Dès le samedi (le 23 janvier dernier), durant 24 ou 48 heures - et parfois plus longtemps - les habitants des Pyrénées-Orientales ont été privés d'électricité, d'eau, de téléphone... Certains se sont même totalement retrouvés coupés du monde.
C'est toujours angoissant de ne plus avoir de liens avec le monde extérieur alors que, dehors, les éléments se déchaînent... Alors, je sais que beaucoup de gens ont ressorti les bons vieux postes à piles pour écouter France Bleu Roussillon qui s'est montrée particulièrement efficace durant quatre jours pour se faire le relais de cette crise météorologique.
Dès samedi matin, « antenne spéciale » pour conseiller aux auditeurs de rester chez eux, puis à partir de midi, les premiers témoignages sur la tempête, les dégâts dans les magasins, sur la route, les arbres qui tombaient presqu'en direct à l'antenne, puis les coupures d'électricité et d'eau commune par commune...
J'ai appris que le personnel de France Bleu Roussillon avait été obligé de travailler à la bougie samedi à partir de 17 heures pour pouvoir continuer d'assurer cette mission de solidarité.

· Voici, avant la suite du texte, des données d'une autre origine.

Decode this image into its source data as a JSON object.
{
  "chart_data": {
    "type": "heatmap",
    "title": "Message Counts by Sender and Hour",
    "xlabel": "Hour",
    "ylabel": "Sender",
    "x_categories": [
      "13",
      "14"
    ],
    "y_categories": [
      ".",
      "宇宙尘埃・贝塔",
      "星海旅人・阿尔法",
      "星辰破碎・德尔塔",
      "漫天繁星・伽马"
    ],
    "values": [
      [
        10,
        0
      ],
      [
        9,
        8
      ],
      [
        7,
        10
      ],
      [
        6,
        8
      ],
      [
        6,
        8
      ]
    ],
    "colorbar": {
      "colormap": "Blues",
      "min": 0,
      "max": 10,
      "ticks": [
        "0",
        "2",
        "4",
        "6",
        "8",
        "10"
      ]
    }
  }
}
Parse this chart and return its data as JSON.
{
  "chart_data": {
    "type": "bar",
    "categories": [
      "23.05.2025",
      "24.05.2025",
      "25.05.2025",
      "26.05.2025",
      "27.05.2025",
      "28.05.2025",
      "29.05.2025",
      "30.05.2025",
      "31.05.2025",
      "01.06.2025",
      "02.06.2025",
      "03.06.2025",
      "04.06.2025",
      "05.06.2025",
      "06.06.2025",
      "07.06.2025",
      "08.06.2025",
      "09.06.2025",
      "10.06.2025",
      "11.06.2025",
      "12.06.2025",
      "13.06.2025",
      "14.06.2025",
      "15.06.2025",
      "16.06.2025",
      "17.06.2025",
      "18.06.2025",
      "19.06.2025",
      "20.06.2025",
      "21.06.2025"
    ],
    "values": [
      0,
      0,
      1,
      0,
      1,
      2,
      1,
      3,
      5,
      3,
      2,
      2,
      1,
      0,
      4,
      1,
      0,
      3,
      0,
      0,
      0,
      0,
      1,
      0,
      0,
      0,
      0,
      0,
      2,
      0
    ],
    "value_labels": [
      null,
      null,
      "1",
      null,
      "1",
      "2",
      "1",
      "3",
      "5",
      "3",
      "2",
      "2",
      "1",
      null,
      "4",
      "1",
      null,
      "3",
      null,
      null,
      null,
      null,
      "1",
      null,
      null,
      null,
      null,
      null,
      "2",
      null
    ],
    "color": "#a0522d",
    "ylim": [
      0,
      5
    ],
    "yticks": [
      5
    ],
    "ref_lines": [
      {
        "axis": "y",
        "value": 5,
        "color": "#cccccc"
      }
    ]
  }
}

Le groupe électrogène de la station permet en effet de faire fonctionner l'antenne mais pas l'ensemble de la radio. Il a d'ailleurs fallu faire appel aux pompiers pour le réalimenter en fioul samedi soir et continuer ainsi à émettre et donner informations et conseils. L'antenne spéciale a d'ailleurs continué le dimanche 24 janvier, des auditeurs envoyaient des SMS et téléphonaient au standard pour indiquer les boulangeries qui avaient pu faire du pain, les épiceries encore ravitaillées en bouteilles d'eau, en bougies et en piles et, ainsi, chacun pouvaient avoir des informations, en direct, sur les lieux où il pouvait s'approvisionner.
Chaque média est différent et je tiens à tirer un coup de chapeau à notre radio publique locale qui a rempli merveilleusement sa fonction de service public pendant ces quelques jours agités.